Markets, Analysts Increasingly See a Full Percentage Point Rate Increase at Next Fed Meeting

 WASHINGTON–Many analysts have been forecasting a 75-basis-point increase in the Fed Funds rate when the Federal Open Markets Committee meets July 26-27, but now the markets are predicting it could be a full percentage point increase.

Federal Reserve

The forecasts are coming after the latest Labor Department’s June Consumer Index report showed inflation in June jumped a record 9.1%, the biggest monthly increase since November 1981.

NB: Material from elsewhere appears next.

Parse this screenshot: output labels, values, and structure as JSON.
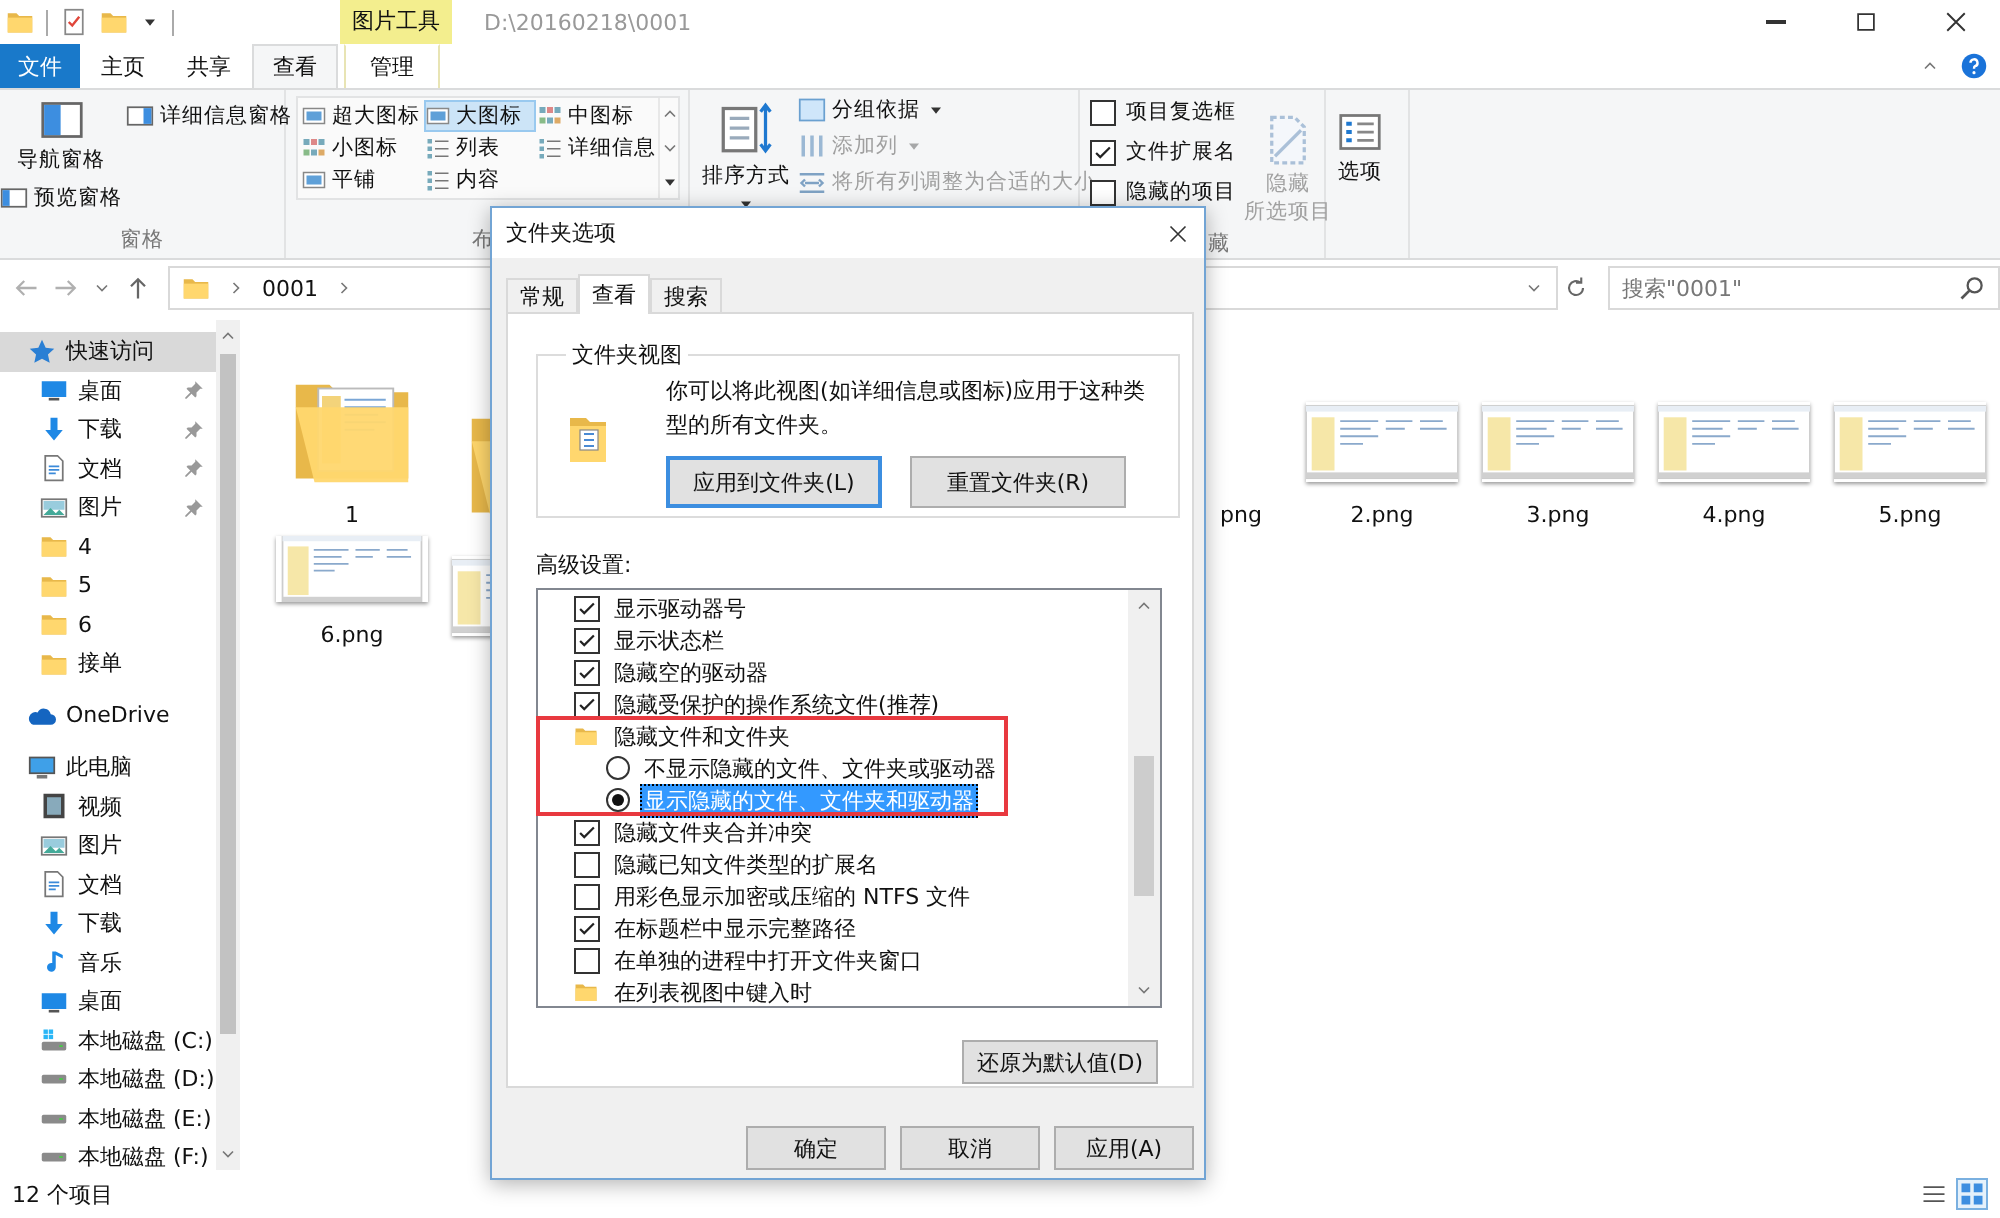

“Fed funds futures for July immediately rose to 81 basis points, meaning investors were pricing in 0.81% in rate hikes from the Fed on July 27. And by the afternoon, market expectations continued to grow, with the fed funds futures pricing in 93 basis points of a hike in July, according to BMO,” CNBC reported. “The market had previously anticipated a rate hike of 0.75 percentage points, but the high reading on the July contract indicates many investors are bracing for a 1% hike. That would be extremely aggressive on top of June’s three-quarter point hike, the largest increase since 1994.”

The fed funds rate range target is currently 1.5%-1.75%.

Edging Higher

Global rate pressure is certainly one reason expectations have kept edging higher, as well as comments from a Fed official.

Andrew Brenner, head of international fixed income at National Alliance Securities, added in comments to CNBC, “You had the Bank of Canada, out of nowhere, went from the solid 75 basis point expectation, which was already high ... and they did 100 basis points.”

Fed President Adds Fuel

Brenner further noted comments from Atlanta Fed President Raphael Bostic also helped send expectations higher, after he said the latest CPI report is a “concern” and everything is “in play.”

Ben Jeffery, rate strategist at BMO, told CNBC the market was now pricing for a fed funds rate of 2.51% in July, but October futures also pointed to a bigger hike in September.

The September contract was priced for fed funds at 3.23% by October.

As CUToday.info reported here, CUNA is forecasting the Fed funds rate will be 3.15% at year-end 2022 and 3.25% at year-end 2023. 

Mortgage Rates

Meanwhile, mortgage rates are again raising, after posting a drop last week.

The 30-year fixed-rate mortgage averaged 5.51% in the week ending July 14, up from 5.3% the week before, according to Freddie Mac. That mark is significantly above where rates stood at the same time in 2021, when the 30-year stood at 2.88%.